De klinisch psycholoog als regisseur
Regionaal Tuchtcollege Zwolle , 25 maart 2025
Een vrij gevestigd klinisch psycholoog wordt verweten dat hij de behandeling van een suïcidale patiënt heeft overgelaten aan een niet BIG-geregistreerde systeemtherapeut.
De klaagster in deze zaak is de weduwe van de overleden patiënt.
De patiënt was al langer bekend met terugkerende depressies en suïcidaliteit. Op latere leeftijd werd kanker bij de patiënt gediagnosticeerd waardoor zijn somberheid, depressiviteit en suïcidaliteit toenamen. De huisarts verwees de patiënt naar de klinisch psycholoog.

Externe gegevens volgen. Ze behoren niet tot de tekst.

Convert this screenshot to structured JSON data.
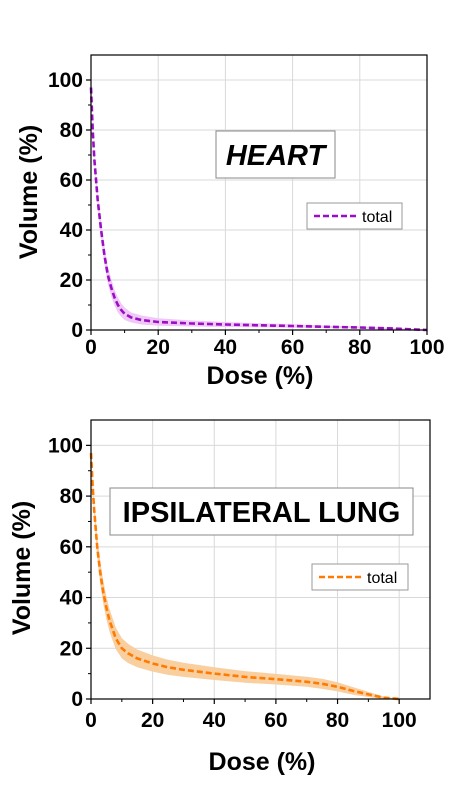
{
  "chart_data": [
    {
      "type": "line",
      "title": "HEART",
      "xlabel": "Dose (%)",
      "ylabel": "Volume (%)",
      "xlim": [
        0,
        100
      ],
      "ylim": [
        0,
        110
      ],
      "xticks": [
        0,
        20,
        40,
        60,
        80,
        100
      ],
      "yticks": [
        0,
        20,
        40,
        60,
        80,
        100
      ],
      "grid": true,
      "legend_position": "right",
      "series": [
        {
          "name": "total",
          "color": "#9b0fc4",
          "band_color": "#f0c8f7",
          "style": "dashed",
          "x": [
            0,
            0.5,
            1,
            2,
            3,
            4,
            5,
            6,
            7,
            8,
            9,
            10,
            12,
            15,
            20,
            30,
            40,
            50,
            60,
            70,
            80,
            90,
            95,
            100
          ],
          "y": [
            97,
            80,
            68,
            52,
            40,
            30,
            22,
            17,
            13,
            10,
            8,
            6.5,
            5,
            4,
            3.2,
            2.6,
            2.2,
            1.9,
            1.6,
            1.3,
            1.0,
            0.6,
            0.3,
            0
          ],
          "band": [
            0,
            1,
            1.5,
            2.5,
            3,
            3.5,
            3.5,
            3.5,
            3.2,
            3,
            2.7,
            2.5,
            2,
            1.8,
            1.5,
            1.2,
            1,
            0.8,
            0.7,
            0.5,
            0.4,
            0.3,
            0.2,
            0
          ]
        }
      ]
    },
    {
      "type": "line",
      "title": "IPSILATERAL LUNG",
      "xlabel": "Dose (%)",
      "ylabel": "Volume (%)",
      "xlim": [
        0,
        110
      ],
      "ylim": [
        0,
        110
      ],
      "xticks": [
        0,
        20,
        40,
        60,
        80,
        100
      ],
      "yticks": [
        0,
        20,
        40,
        60,
        80,
        100
      ],
      "grid": true,
      "legend_position": "right",
      "series": [
        {
          "name": "total",
          "color": "#ff7a00",
          "band_color": "#f9cfa0",
          "style": "dashed",
          "x": [
            0,
            0.5,
            1,
            2,
            3,
            4,
            5,
            6,
            8,
            10,
            12,
            15,
            20,
            25,
            30,
            40,
            50,
            60,
            70,
            75,
            80,
            85,
            90,
            95,
            100
          ],
          "y": [
            97,
            85,
            75,
            60,
            50,
            42,
            36,
            31,
            24,
            20,
            18,
            16,
            14,
            12.5,
            11.5,
            10,
            8.7,
            7.8,
            6.8,
            6,
            4.8,
            3.2,
            1.8,
            0.5,
            0
          ],
          "band": [
            0,
            2,
            3,
            4,
            4.5,
            4.5,
            4.5,
            4.5,
            4.3,
            4,
            3.8,
            3.5,
            3.2,
            3,
            2.8,
            2.5,
            2.3,
            2.1,
            2,
            2,
            1.8,
            1.5,
            1,
            0.5,
            0
          ]
        }
      ]
    }
  ]
}
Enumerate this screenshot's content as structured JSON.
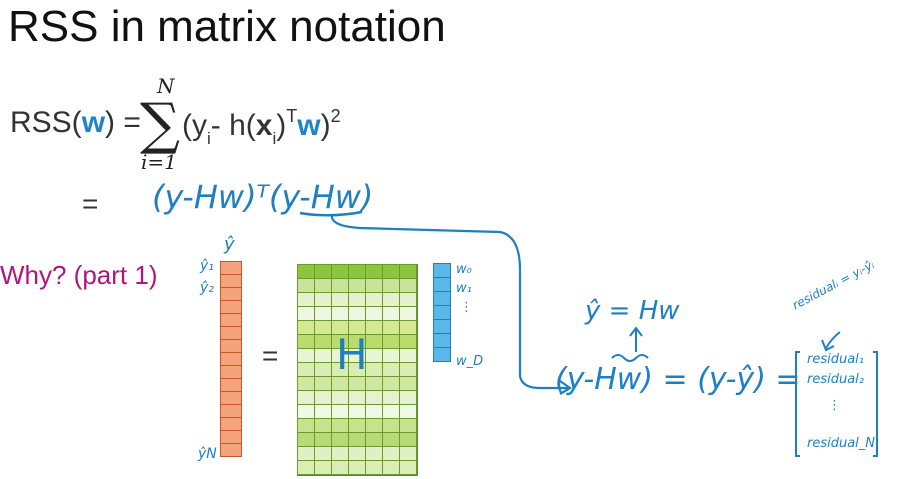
{
  "title": "RSS in matrix notation",
  "equation": {
    "lhs_prefix": "RSS(",
    "lhs_w": "w",
    "lhs_suffix": ") =",
    "sum_top": "N",
    "sum_bottom": "i=1",
    "term_open": "(y",
    "term_sub_i": "i",
    "term_mid": "- h(",
    "term_x": "x",
    "term_sub_i2": "i",
    "term_close": ")",
    "term_T": "T",
    "term_w": "w",
    "term_end": ")",
    "term_sq": "2"
  },
  "equals_sign": "=",
  "handwriting": {
    "main": "(y-Hw)ᵀ(y-Hw)",
    "yhat_eq": "ŷ = Hw",
    "line2": "(y-Hw) = (y-ŷ) =",
    "residual_note": "residualᵢ = yᵢ-ŷᵢ",
    "residual_1": "residual₁",
    "residual_2": "residual₂",
    "residual_dots": "⋮",
    "residual_N": "residual_N",
    "y_hat_top": "ŷ",
    "y_hat_1": "ŷ₁",
    "y_hat_2": "ŷ₂",
    "y_hat_N": "ŷN",
    "w_0": "w₀",
    "w_1": "w₁",
    "w_dots": "⋮",
    "w_D": "w_D",
    "H": "H"
  },
  "why_label": "Why? (part 1)",
  "colors": {
    "accent": "#1f84c6",
    "ink": "#1e7fc2",
    "why": "#b0157f",
    "y_vector": "#f4a37a",
    "w_vector": "#5bb7ea"
  },
  "matrix_rows_colors": [
    "#8cc63f",
    "#c8e39a",
    "#e3f1cc",
    "#eef7df",
    "#d5ea90",
    "#b9dc6d",
    "#e8f4d3",
    "#d9ecb3",
    "#cfe79f",
    "#e6f2cf",
    "#f0f8e6",
    "#c5e28f",
    "#b7db74",
    "#e0efc6",
    "#d9edb5"
  ]
}
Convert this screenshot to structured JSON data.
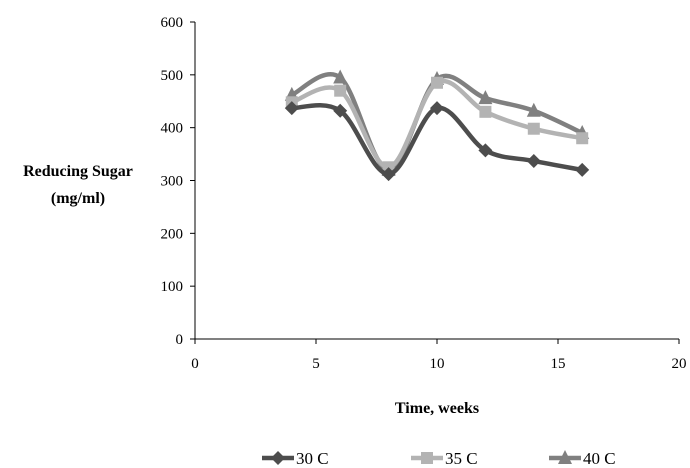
{
  "chart_data": {
    "type": "line",
    "smooth": true,
    "title": "",
    "xlabel": "Time, weeks",
    "ylabel_lines": [
      "Reducing Sugar",
      "(mg/ml)"
    ],
    "xlim": [
      0,
      20
    ],
    "ylim": [
      0,
      600
    ],
    "xticks": [
      0,
      5,
      10,
      15,
      20
    ],
    "yticks": [
      0,
      100,
      200,
      300,
      400,
      500,
      600
    ],
    "grid": false,
    "legend_position": "bottom",
    "series": [
      {
        "name": "30 C",
        "marker": "diamond",
        "color": "#4d4d4d",
        "x": [
          4,
          6,
          8,
          10,
          12,
          14,
          16
        ],
        "y": [
          437,
          432,
          312,
          437,
          357,
          337,
          320
        ]
      },
      {
        "name": "35 C",
        "marker": "square",
        "color": "#b3b3b3",
        "x": [
          4,
          6,
          8,
          10,
          12,
          14,
          16
        ],
        "y": [
          448,
          470,
          325,
          485,
          430,
          398,
          380
        ]
      },
      {
        "name": "40 C",
        "marker": "triangle",
        "color": "#808080",
        "x": [
          4,
          6,
          8,
          10,
          12,
          14,
          16
        ],
        "y": [
          462,
          495,
          320,
          492,
          456,
          432,
          390
        ]
      }
    ]
  }
}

De klinisch psycholoog heeft als regiebehandelaar de intake en indicatiestelling gedaan. Hierna werd onder verantwoordelijkheid van de klinisch psycholoog de behandeling gestart waarbij deze door een niet BIG-geregistreerde systeemtherapeut, tevens de partner van de klinisch psycholoog, werd uitgevoerd.
Vlak voor de geplande einddatum stopte de man met de behandeling. De klinisch psycholoog en de systeemtherapeut schreven een afsluitbrief aan de huisarts met het advies om een intensiever traject bij de ouderen-GGZ te doen als de patiënt verder wil werken aan zijn stemming. Enkele maanden later pleegt de patiënt suïcide.
De weduwe van de man stapt, na een klachttraject bij de Stichting Complementaire en Alternatieve Gezondheidszorg (SGAC) en een tweetal nagesprekken, naar het Regionaal Tuchtcollege (RTG).
Het RTG overweegt dat de rol- en taakverdeling met de juiste opleiding van de systeemtherapeut volgens het Model Kwaliteitsinstituut GGZ in een vrij gevestigde praktijk als die van de klinisch psycholoog is toegestaan en ook is vastgelegd in het behandelplan. Het behandelplan is ook met de patiënt besproken, waarbij wel van belang is dat de klinisch psycholoog zijn regierol goed vervult. Het RTG oordeelt dat de klinisch psycholoog in dat laatste tekort is geschoten. Bij het RTG is het beeld ontstaan dat de ernst van de suïcidaliteit van de patiënt in onvoldoende mate is onderkend en dat daaraan te weinig aandacht is besteed. Van de klinisch psycholoog had een actieve(re) regierol mogen worden verwacht door zich meer met (de inhoud en voortgang van) de behandeling van de patiënt te bemoeien en diens suïcidaliteit conform de richtlijn of standaard te monitoren. Door slechts “op afstand” overlegmomenten te hebben met de systeemtherapeut zonder betrokkenheid van de patiënt, heeft de klinisch psycholoog onvoldoende invulling gegeven aan zijn regierol .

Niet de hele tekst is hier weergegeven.